We caught the copperhead and placed it in the bucket (shown above). It now lives in another place, far from our high-traffic garage.

I don't mind snakes, but I HATE being surprised by them. Where I am staying right now in Trinidad there are three deadly poisonous snakes in the jungle around us. Fer-de-lance, bushmaster, and coral snake are my three neighbors. They belong here—I am just a visitor. I hope to see one or more of these creatures, preferably before they see me, and, from a safe distance. So I'm being extra careful as I walk the forest trails around Asa Wright Nature Centre. No sightings thus far.

This place is amazing, even with the snakes. You can read more about AWNC here. And I'll be posting more from and about Asa in the days and weeks to come.

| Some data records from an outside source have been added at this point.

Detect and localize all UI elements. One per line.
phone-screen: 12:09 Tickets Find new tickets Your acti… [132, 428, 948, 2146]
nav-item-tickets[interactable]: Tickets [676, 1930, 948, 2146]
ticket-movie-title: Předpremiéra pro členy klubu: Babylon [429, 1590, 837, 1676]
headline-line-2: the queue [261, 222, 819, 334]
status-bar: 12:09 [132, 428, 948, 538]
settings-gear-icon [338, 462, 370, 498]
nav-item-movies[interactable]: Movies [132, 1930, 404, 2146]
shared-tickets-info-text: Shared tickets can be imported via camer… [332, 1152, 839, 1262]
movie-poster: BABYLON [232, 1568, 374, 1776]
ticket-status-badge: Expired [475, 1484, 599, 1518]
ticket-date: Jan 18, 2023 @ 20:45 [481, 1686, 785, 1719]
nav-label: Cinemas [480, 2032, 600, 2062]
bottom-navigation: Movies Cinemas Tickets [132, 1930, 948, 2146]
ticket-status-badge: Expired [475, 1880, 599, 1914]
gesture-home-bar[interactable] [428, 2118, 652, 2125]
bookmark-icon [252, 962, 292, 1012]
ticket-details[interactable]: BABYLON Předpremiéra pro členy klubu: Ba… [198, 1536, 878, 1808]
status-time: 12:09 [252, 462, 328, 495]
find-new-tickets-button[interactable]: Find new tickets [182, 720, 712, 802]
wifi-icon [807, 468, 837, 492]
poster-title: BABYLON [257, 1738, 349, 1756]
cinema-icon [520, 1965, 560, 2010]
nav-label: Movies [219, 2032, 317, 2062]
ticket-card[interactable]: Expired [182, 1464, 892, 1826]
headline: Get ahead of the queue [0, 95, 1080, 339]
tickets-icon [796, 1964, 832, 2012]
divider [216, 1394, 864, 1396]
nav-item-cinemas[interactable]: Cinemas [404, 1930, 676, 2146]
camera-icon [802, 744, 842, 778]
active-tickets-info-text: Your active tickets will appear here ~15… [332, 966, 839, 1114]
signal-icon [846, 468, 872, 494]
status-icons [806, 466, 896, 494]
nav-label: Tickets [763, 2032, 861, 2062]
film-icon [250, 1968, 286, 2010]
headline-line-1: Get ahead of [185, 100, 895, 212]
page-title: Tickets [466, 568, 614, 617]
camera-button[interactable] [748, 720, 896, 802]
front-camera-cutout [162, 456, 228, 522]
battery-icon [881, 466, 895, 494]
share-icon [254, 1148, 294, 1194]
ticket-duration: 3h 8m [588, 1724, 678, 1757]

Ooh, I Hear Lapwings in the Rain


Neil Sedaka never sang a song about hearing lapwings in the rain, but he should have. I heard this southern lapwing yesterday afternoon—in the rain—at the TrinCity sewage lagoons, which smelled better than the Waterloo fishing dike we birded this afternoon. I'm sad that we don't have a big, dynamic, and noisy shorebird like the lapwing in North America. The killdeer is noisy, but not as large and in charge as the southern lapwing is.

I'm still in Trinidad, which is on the southwest edge of the Caribbean and on the northeast corner of South America. It is hot and humid and as birdy as anyplace I've ever been. Our group is based out of Asa Wright Nature Centre and we're all pining to spend more time on the centre's veranda, but first we have to visit some of this island's OTHER birdy spots.

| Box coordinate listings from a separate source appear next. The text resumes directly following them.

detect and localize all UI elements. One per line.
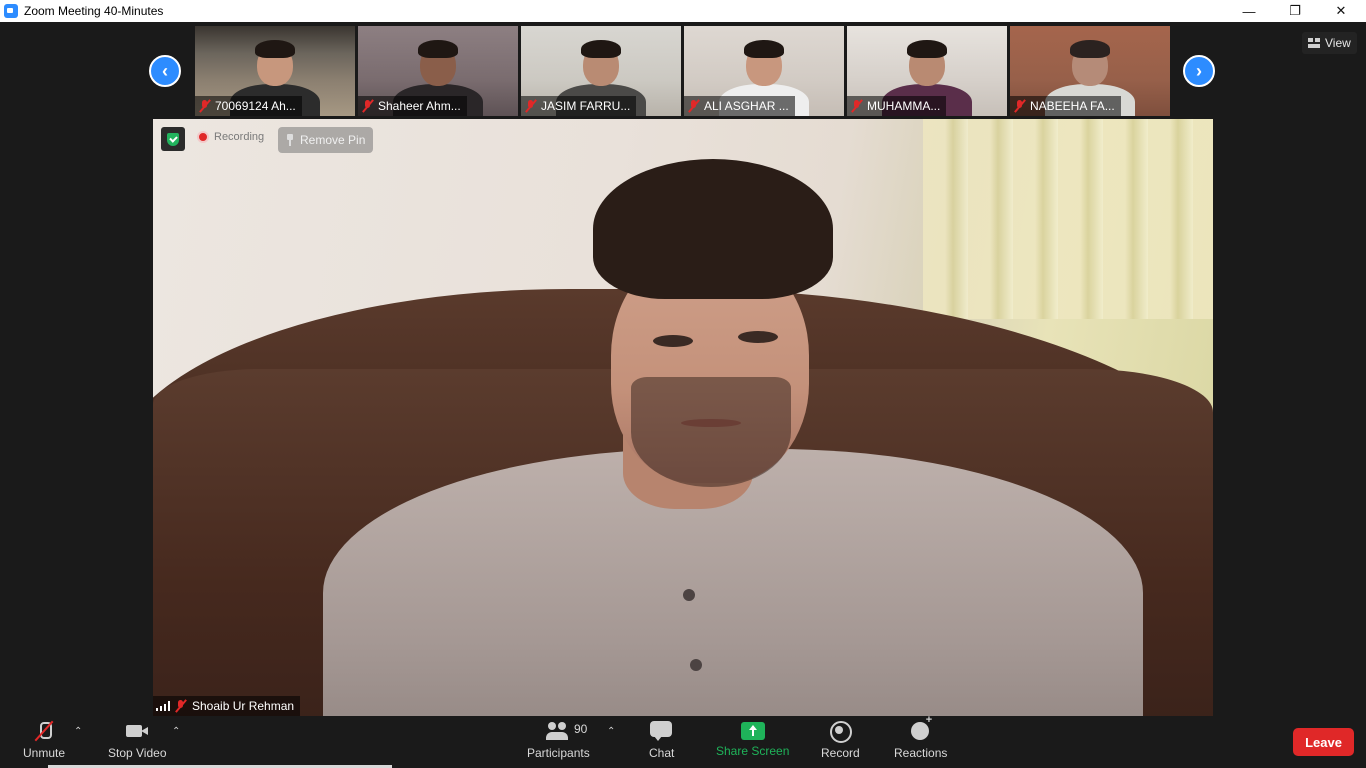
video-options-caret[interactable]: ⌃ <box>172 726 180 737</box>
restore-button[interactable]: ❐ <box>1272 0 1318 22</box>
reactions-label: Reactions <box>894 746 948 760</box>
recording-indicator: Recording <box>197 131 264 143</box>
participant-thumbnail[interactable]: ALI ASGHAR ... <box>684 26 844 116</box>
meeting-toolbar: Unmute ⌃ Stop Video ⌃ Participants 90 ⌃ … <box>0 714 1366 768</box>
restore-icon: ❐ <box>1289 3 1301 18</box>
participant-name: NABEEHA FA... <box>1030 99 1115 113</box>
share-screen-label: Share Screen <box>716 744 790 758</box>
previous-page-button[interactable]: ‹ <box>149 55 181 87</box>
speaker-name: Shoaib Ur Rehman <box>192 699 295 713</box>
pin-icon <box>286 134 294 146</box>
muted-mic-icon <box>688 99 700 113</box>
participant-thumbnail[interactable]: NABEEHA FA... <box>1010 26 1170 116</box>
close-icon: ✕ <box>1335 3 1347 18</box>
record-button[interactable]: Record <box>821 720 860 760</box>
muted-mic-icon <box>525 99 537 113</box>
record-icon <box>828 720 853 743</box>
record-label: Record <box>821 746 860 760</box>
muted-mic-icon <box>362 99 374 113</box>
share-screen-button[interactable]: Share Screen <box>716 720 789 758</box>
pinned-video[interactable]: Recording Remove Pin Shoaib Ur Rehman <box>153 119 1213 716</box>
security-button[interactable] <box>161 127 185 151</box>
participant-label: NABEEHA FA... <box>1010 96 1121 116</box>
title-bar: Zoom Meeting 40-Minutes — ❐ ✕ <box>0 0 1366 22</box>
meeting-area: ‹ 70069124 Ah... Shaheer Ahm... JASIM FA… <box>0 22 1366 716</box>
close-button[interactable]: ✕ <box>1318 0 1364 22</box>
remove-pin-label: Remove Pin <box>300 133 366 147</box>
unmute-label: Unmute <box>23 746 66 760</box>
share-screen-icon <box>740 722 765 740</box>
participants-count: 90 <box>574 722 588 736</box>
remove-pin-button[interactable]: Remove Pin <box>278 127 374 153</box>
chat-icon <box>649 720 674 742</box>
view-button[interactable]: View <box>1302 32 1357 54</box>
minimize-button[interactable]: — <box>1226 0 1272 22</box>
participant-name: 70069124 Ah... <box>215 99 296 113</box>
participant-label: ALI ASGHAR ... <box>684 96 795 116</box>
audio-options-caret[interactable]: ⌃ <box>74 726 82 737</box>
chevron-left-icon: ‹ <box>162 60 168 81</box>
participant-thumbnail[interactable]: Shaheer Ahm... <box>358 26 518 116</box>
speaker-label: Shoaib Ur Rehman <box>153 696 301 716</box>
participants-icon <box>546 720 570 742</box>
zoom-app-icon <box>4 4 18 18</box>
signal-icon <box>156 701 170 711</box>
unmute-button[interactable]: Unmute <box>23 720 65 760</box>
reactions-icon <box>909 714 933 742</box>
grid-view-icon <box>1308 38 1320 48</box>
participant-label: 70069124 Ah... <box>195 96 302 116</box>
participant-thumbnail[interactable]: MUHAMMA... <box>847 26 1007 116</box>
participant-label: JASIM FARRU... <box>521 96 637 116</box>
leave-label: Leave <box>1305 734 1342 750</box>
participants-label: Participants <box>527 746 590 760</box>
recording-label: Recording <box>214 131 265 143</box>
muted-mic-icon <box>1014 99 1026 113</box>
chat-label: Chat <box>649 746 675 760</box>
minimize-icon: — <box>1242 3 1256 19</box>
participant-name: Shaheer Ahm... <box>378 99 461 113</box>
security-shield-icon <box>167 132 179 146</box>
window-title: Zoom Meeting 40-Minutes <box>24 4 164 18</box>
muted-mic-icon <box>851 99 863 113</box>
recording-dot-icon <box>197 131 209 143</box>
participant-label: Shaheer Ahm... <box>358 96 467 116</box>
participant-name: MUHAMMA... <box>867 99 941 113</box>
microphone-icon <box>32 720 56 742</box>
muted-mic-icon <box>199 99 211 113</box>
participants-options-caret[interactable]: ⌃ <box>607 726 615 737</box>
participant-name: JASIM FARRU... <box>541 99 631 113</box>
stop-video-label: Stop Video <box>108 746 167 760</box>
chevron-right-icon: › <box>1196 60 1202 81</box>
chat-button[interactable]: Chat <box>649 720 674 760</box>
stop-video-button[interactable]: Stop Video <box>108 720 167 760</box>
muted-mic-icon <box>175 699 187 713</box>
participant-thumbnail[interactable]: 70069124 Ah... <box>195 26 355 116</box>
view-label: View <box>1325 36 1351 50</box>
participant-label: MUHAMMA... <box>847 96 947 116</box>
reactions-button[interactable]: Reactions <box>894 714 948 760</box>
participant-name: ALI ASGHAR ... <box>704 99 789 113</box>
video-camera-icon <box>125 720 149 742</box>
next-page-button[interactable]: › <box>1183 55 1215 87</box>
participant-thumbnail[interactable]: JASIM FARRU... <box>521 26 681 116</box>
leave-button[interactable]: Leave <box>1293 728 1354 756</box>
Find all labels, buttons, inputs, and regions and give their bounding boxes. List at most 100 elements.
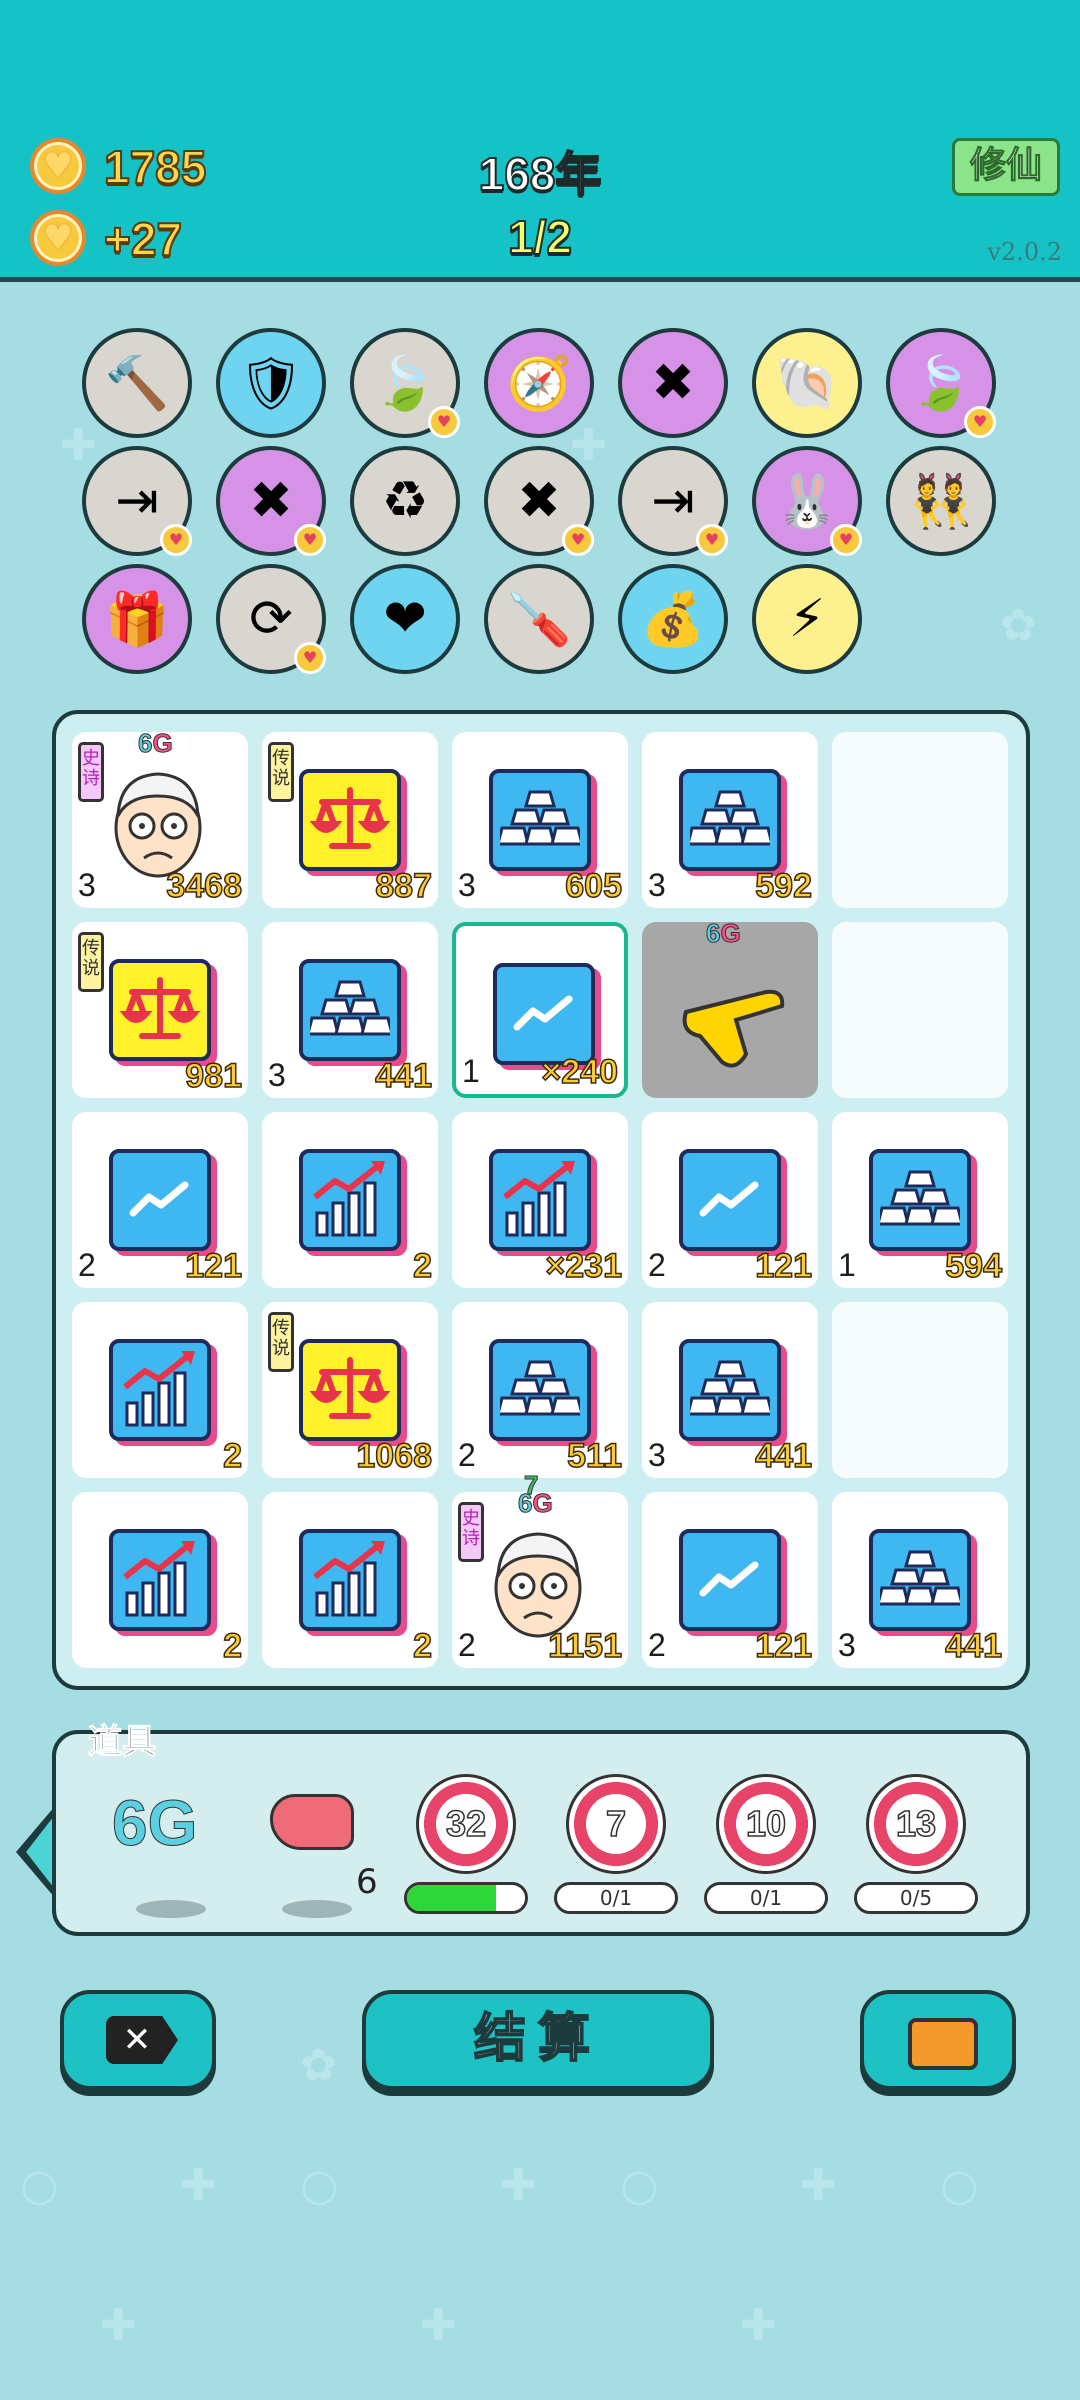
board-cell[interactable]: 6G — [642, 918, 818, 1098]
money-bag-icon: 💰 — [640, 589, 706, 650]
skill-slot[interactable]: ⚡ — [752, 564, 862, 674]
item-value: ×231 — [545, 1246, 623, 1286]
board-cell[interactable]: 1 594 — [832, 1112, 1008, 1288]
gold-bars-icon — [869, 1529, 971, 1631]
year-label: 168年 — [478, 147, 603, 201]
skill-slot[interactable]: 👯 — [886, 446, 996, 556]
skill-slot[interactable]: ✖ — [618, 328, 728, 438]
board-cell-empty[interactable] — [832, 732, 1008, 908]
skill-slot[interactable]: 🔨 — [82, 328, 192, 438]
g-level-label: 6G — [138, 728, 174, 759]
skill-slot[interactable]: 🍃 ♥ — [886, 328, 996, 438]
leaf-icon: 🍃 — [372, 353, 438, 414]
target-goal[interactable]: 7 — [566, 1774, 666, 1874]
rarity-tag: 传说 — [78, 932, 104, 992]
gold-bars-icon — [489, 769, 591, 871]
leaf-icon: 🍃 — [908, 353, 974, 414]
board-cell[interactable]: 传说 887 — [262, 732, 438, 908]
refresh-icon: ⟳ — [249, 589, 293, 649]
board-cell[interactable]: 3 605 — [452, 732, 628, 908]
board-cell[interactable]: 传说 981 — [72, 922, 248, 1098]
board-cell[interactable]: 3 441 — [262, 922, 438, 1098]
coin-total: 1785 — [103, 140, 207, 194]
rarity-tag: 传说 — [268, 1312, 294, 1372]
item-value: 2 — [412, 1246, 432, 1286]
skill-slot[interactable]: ⇥ ♥ — [82, 446, 192, 556]
board-cell-empty[interactable] — [832, 922, 1008, 1098]
target-progress-bar — [404, 1882, 528, 1914]
rarity-tag: 史诗 — [458, 1502, 484, 1562]
skill-slot[interactable]: 🍃 ♥ — [350, 328, 460, 438]
skip-icon: ⇥ — [651, 471, 695, 531]
g-level-extra: 7 — [523, 1470, 539, 1501]
board-cell[interactable]: 1 ×240 — [452, 922, 628, 1098]
progress-text: 0/1 — [749, 1886, 783, 1910]
board-cell[interactable]: 2 121 — [72, 1112, 248, 1288]
rabbit-icon: 🐰 — [774, 471, 840, 532]
income-coin-icon — [30, 210, 86, 266]
item-level: 3 — [78, 867, 96, 903]
growth-chart-icon — [489, 1149, 591, 1251]
briefcase-icon — [908, 2018, 978, 2070]
item-level: 3 — [648, 867, 666, 903]
item-value: 441 — [945, 1626, 1003, 1666]
upgrade-badge-icon: ♥ — [562, 524, 594, 556]
target-goal[interactable]: 13 — [866, 1774, 966, 1874]
skill-slot[interactable]: 🎁 — [82, 564, 192, 674]
discard-button[interactable]: ✕ — [60, 1990, 216, 2090]
target-goal[interactable]: 10 — [716, 1774, 816, 1874]
settle-button[interactable]: 结算 — [362, 1990, 714, 2090]
upgrade-badge-icon: ♥ — [428, 406, 460, 438]
bag-button[interactable] — [860, 1990, 1016, 2090]
item-value: 1068 — [356, 1436, 433, 1476]
board-cell[interactable]: 2 — [72, 1302, 248, 1478]
item-level: 2 — [648, 1247, 666, 1283]
item-level: 3 — [838, 1627, 856, 1663]
skill-slot[interactable]: 🐚 — [752, 328, 862, 438]
target-goal[interactable]: 32 — [416, 1774, 516, 1874]
item-value: 121 — [755, 1626, 813, 1666]
screwdriver-icon: 🪛 — [506, 589, 572, 650]
version-label: v2.0.2 — [987, 238, 1062, 266]
board-cell[interactable]: 2 — [72, 1492, 248, 1668]
skill-slot[interactable]: ⟳ ♥ — [216, 564, 326, 674]
board-cell[interactable]: 3 592 — [642, 732, 818, 908]
board-cell[interactable]: 史诗 6G 7 2 1151 — [452, 1470, 628, 1668]
skill-slot[interactable]: ⇥ ♥ — [618, 446, 728, 556]
progress-text: 0/5 — [899, 1886, 933, 1910]
progress-text: 0/1 — [599, 1886, 633, 1910]
item-6g[interactable]: 6G — [111, 1786, 197, 1860]
item-level: 3 — [458, 867, 476, 903]
skill-slot[interactable]: 🐰 ♥ — [752, 446, 862, 556]
board-cell[interactable]: 2 — [262, 1112, 438, 1288]
skill-slot[interactable]: 🧭 — [484, 328, 594, 438]
skill-slot[interactable]: ♻ — [350, 446, 460, 556]
cultivate-button[interactable]: 修仙 — [952, 138, 1060, 196]
professor-face-icon — [104, 762, 212, 882]
skill-slot[interactable]: ✖ ♥ — [484, 446, 594, 556]
board-cell[interactable]: 3 441 — [832, 1492, 1008, 1668]
board-cell[interactable]: 2 — [262, 1492, 438, 1668]
skill-slot[interactable]: ✖ ♥ — [216, 446, 326, 556]
item-value: 592 — [755, 866, 813, 906]
skill-slot[interactable]: 🪛 — [484, 564, 594, 674]
skill-slot[interactable]: ❤ — [350, 564, 460, 674]
liver-icon[interactable] — [270, 1794, 354, 1850]
board-cell[interactable]: ×231 — [452, 1112, 628, 1288]
board-cell-empty[interactable] — [832, 1302, 1008, 1478]
scale-icon — [299, 1339, 401, 1441]
skill-slot[interactable]: 💰 — [618, 564, 728, 674]
item-value: 2 — [222, 1626, 242, 1666]
board-cell[interactable]: 2 511 — [452, 1302, 628, 1478]
board-cell[interactable]: 2 121 — [642, 1492, 818, 1668]
gold-bars-icon — [489, 1339, 591, 1441]
item-value: 2 — [222, 1436, 242, 1476]
board-cell[interactable]: 史诗 6G 3 3468 — [72, 728, 248, 908]
coin-income: +27 — [103, 212, 183, 266]
growth-chart-icon — [109, 1529, 211, 1631]
board-cell[interactable]: 2 121 — [642, 1112, 818, 1288]
board-cell[interactable]: 传说 1068 — [262, 1302, 438, 1478]
item-value: 441 — [375, 1056, 433, 1096]
skill-slot[interactable]: 🛡 — [216, 328, 326, 438]
board-cell[interactable]: 3 441 — [642, 1302, 818, 1478]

Good night from 10ยบ north of the Equator.

A Jacobin in Trinidad

White-necked jacobin, male.

We spent the day birding around the Asa Wright Nature Centre in Trinidad. One of the very first birds seen well by our group during the early morning birding from the famed veranda was this male white-necked jacobin who was guarding the nectar feeders.

I'm using the new digiscoping rig from Leica and I have to say, it's getting some tastyawesome images.

More soon. Right now it's time for eyelid movies in anticipation of tomorrow's pre-dawn departure for the land of the Trinidad piping guan.